/gh_gym

Rhino Grasshopper as OpenAI Gym Environment for Reinforcement Learning

Primary LanguagePythonMIT LicenseMIT

Grasshopper Gym

Rhino Grasshopper as OpenAI Gym Environment for Reinforcement Learning with Stable-Baselines3

Installation

Install Anaconda. Create Python 3.8 environment and install stable-baselines3 by running the following commands

    conda create --name py38 python=3.8
    conda activate py38
    pip install stable-baselines3

To test socket communication, run python server.py and python client.py in separate terminals. Server acts as the agent and client acts as the environment. In the server terminal, you should see a printout of 10 environment steps; the client script should terminate with [Errno 9] Bad file descriptor.

To test learning, run python baseline.py and python client.py in separate terminals. The server should print out the learning progress and terminate by reporting the final return; the client should terminate with [Errno 9] Bad file descriptor.

To test learning in Grasshopper, open gh_env.gh and run python baseline.py in a terminal. Click Reset and then Loop on the HoopSnake component in Grasshopper and observe the output in the terminal. After 3000 time steps, the agent will execute the learned policy and print out its return.

Usage

Scripts python server.py and python client.py are provided as an example of running an OpenAI Gym environment over a socket. These scripts should only be used for testing communication or by users familiar with Python for implementing custom functionality.

File gh_env.gh shows how to implement an RL environment inside Grasshopper. Environment Pendulum-v0 from OpenAI Gym is implemented as an example. Script baseline.py shows how to apply learning algorithms from the RL library stable-baselines3 using Grasshopper as the environment. Soft actor-critic (SAC) algorithm is used as an example.

Users should modify gh_env.gh to represent their task inside Grasshopper and adjust baseline.py to choose a suitable RL algorithm and set learning parameters. See stable-baselines3 documentation for tips on optimizing the performance of RL algorithms.

Implementing Environment in Grasshopper

There are two Python components in gh_env.gh: Agent and Environment.

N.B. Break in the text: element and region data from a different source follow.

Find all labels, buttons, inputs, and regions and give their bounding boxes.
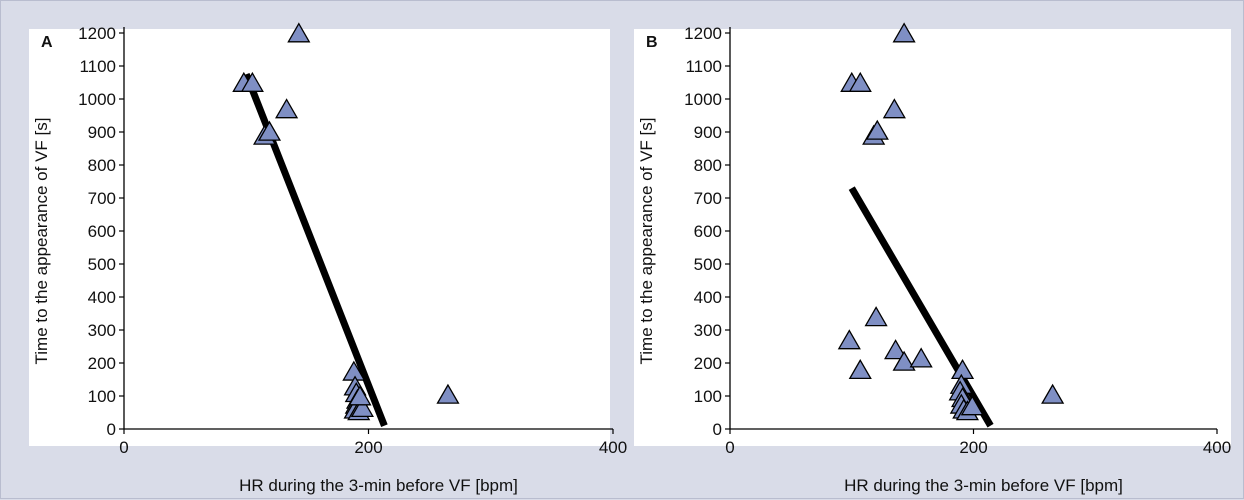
data-point-triangle: [909, 347, 933, 368]
y-tick-label: 100: [694, 387, 722, 406]
x-tick-label: 400: [1203, 438, 1231, 457]
y-tick-label: 800: [88, 156, 116, 175]
data-point-triangle: [892, 22, 916, 43]
y-tick-label: 900: [694, 123, 722, 142]
data-point-triangle: [848, 71, 872, 92]
y-tick-label: 1000: [78, 90, 116, 109]
data-point-triangle: [240, 71, 264, 92]
x-tick-label: 400: [599, 438, 627, 457]
data-point-triangle: [837, 329, 861, 350]
data-point-triangle: [864, 306, 888, 327]
y-tick-label: 1200: [684, 24, 722, 43]
y-axis-title: Time to the appearance of VF [s]: [32, 118, 51, 365]
data-point-triangle: [865, 119, 889, 140]
data-point-triangle: [1041, 383, 1065, 404]
y-tick-label: 700: [88, 189, 116, 208]
data-point-triangle: [892, 350, 916, 371]
data-point-triangle: [882, 98, 906, 119]
x-tick-label: 200: [354, 438, 382, 457]
y-tick-label: 1100: [79, 57, 116, 76]
y-tick-label: 300: [88, 321, 116, 340]
y-tick-label: 1000: [684, 90, 722, 109]
y-tick-label: 800: [694, 156, 722, 175]
x-tick-label: 200: [959, 438, 987, 457]
data-point-triangle: [884, 339, 908, 360]
x-axis-title: HR during the 3-min before VF [bpm]: [844, 476, 1123, 495]
y-tick-label: 900: [88, 123, 116, 142]
y-tick-label: 500: [694, 255, 722, 274]
chart-panel-a: A 0 100 200 300 400 500 600 700 800 900 1000 1100 120…: [29, 22, 627, 495]
chart-panel-b: B 0 100 200 300 400 500 600 700 800 900 1000 1100 120…: [634, 22, 1231, 495]
y-tick-label: 400: [88, 288, 116, 307]
data-point-triangle: [275, 98, 299, 119]
y-tick-label: 400: [694, 288, 722, 307]
data-point-triangle: [848, 358, 872, 380]
panel-label: B: [646, 34, 658, 51]
y-tick-label: 300: [694, 321, 722, 340]
y-tick-label: 1200: [78, 24, 116, 43]
data-point-triangle: [287, 22, 311, 43]
data-point-triangle: [348, 385, 372, 406]
y-tick-label: 200: [88, 354, 116, 373]
x-axis-title: HR during the 3-min before VF [bpm]: [239, 476, 518, 495]
y-tick-label: 1100: [685, 57, 722, 76]
data-point-triangle: [350, 396, 374, 418]
y-tick-label: 0: [713, 420, 722, 439]
y-tick-label: 500: [88, 255, 116, 274]
plot-background: [634, 29, 1231, 446]
y-tick-label: 100: [88, 387, 116, 406]
x-tick-label: 0: [119, 438, 128, 457]
y-tick-label: 200: [694, 354, 722, 373]
x-tick-label: 0: [725, 438, 734, 457]
data-point-triangle: [960, 395, 984, 416]
y-tick-label: 600: [88, 222, 116, 241]
data-point-triangle: [257, 120, 282, 141]
plot-background: [29, 29, 610, 446]
data-point-triangle: [436, 383, 460, 404]
y-tick-label: 600: [694, 222, 722, 241]
panel-label: A: [41, 34, 53, 51]
y-axis-title: Time to the appearance of VF [s]: [637, 118, 656, 365]
y-tick-label: 0: [107, 420, 116, 439]
y-tick-label: 700: [694, 189, 722, 208]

Only Environment needs to be replaced by the user. Environment receives two inputs---action and reset---and it sets 4 global variables as a reaction to the inputs

sc.sticky["observation"]
sc.sticky["reward"]
sc.sticky["done"]
sc.sticky["info"]

When reset=True, the info field should contain the description of the action space and the observation space according to the OpenAI Gym interface, and the observation field should return the initial observation of the environment. Otherwise, action is provided by the agent and the environment should set all 4 global variables.